In a meeting at the farmhouse, August, 1989, (punctuated by elderberry pie and coffee,) the members of Land Group V met with Roger Bloomfield. He is the lawyer who discussed with them the possibility of donating their shares of ownership to the Learning Tree Project in return for a tax break and the payment of their loan. All but one of the members of Land Group V agreed to do so. Bill Davidson, who lived in Texas, declined to donate his shares. Learning Tree is grateful, however, for the years that he let us use his money interest free. Learning Tree then, had to assume the responsibility of raising $27,000.00, to pay off the Land Group V loan and to pay back the amount of the shares owned by Bill Davidson.
Local foundations came to the rescue. The Mead Foundation was willing to put up $12,000.00 if other foundations would contribute a match.
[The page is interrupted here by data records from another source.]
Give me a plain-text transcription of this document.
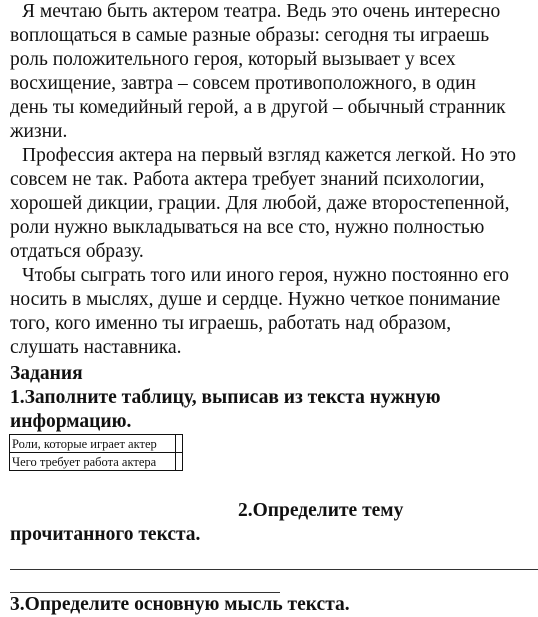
Я мечтаю быть актером театра. Ведь это очень интересно
воплощаться в самые разные образы: сегодня ты играешь
роль положительного героя, который вызывает у всех
восхищение, завтра – совсем противоположного, в один
день ты комедийный герой, а в другой – обычный странник
жизни.
Профессия актера на первый взгляд кажется легкой. Но это
совсем не так. Работа актера требует знаний психологии,
хорошей дикции, грации. Для любой, даже второстепенной,
роли нужно выкладываться на все сто, нужно полностью
отдаться образу.
Чтобы сыграть того или иного героя, нужно постоянно его
носить в мыслях, душе и сердце. Нужно четкое понимание
того, кого именно ты играешь, работать над образом,
слушать наставника.
Задания
1.Заполните таблицу, выписав из текста нужную
информацию.
Роли, которые играет актер	
Чего требует работа актера	
2.Определите тему
прочитанного текста.
3.Определите основную мысль текста.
The Dayton Foundation, the Iddings Foundation and the Frank M Tait Foundation each put up $5,000.00. On October 14, 1989, there was an Enffeofment Ceremony at the farm whereby members of Land Group V transferred ownership of the property to the members of the Board of Trustees of Learning Tree Project. As in the days of old in England, before there were written records, former owners gave to the new owners a clod of the soil and a branch from a tree that grew on the land in question. That, in itself, is a story for another day.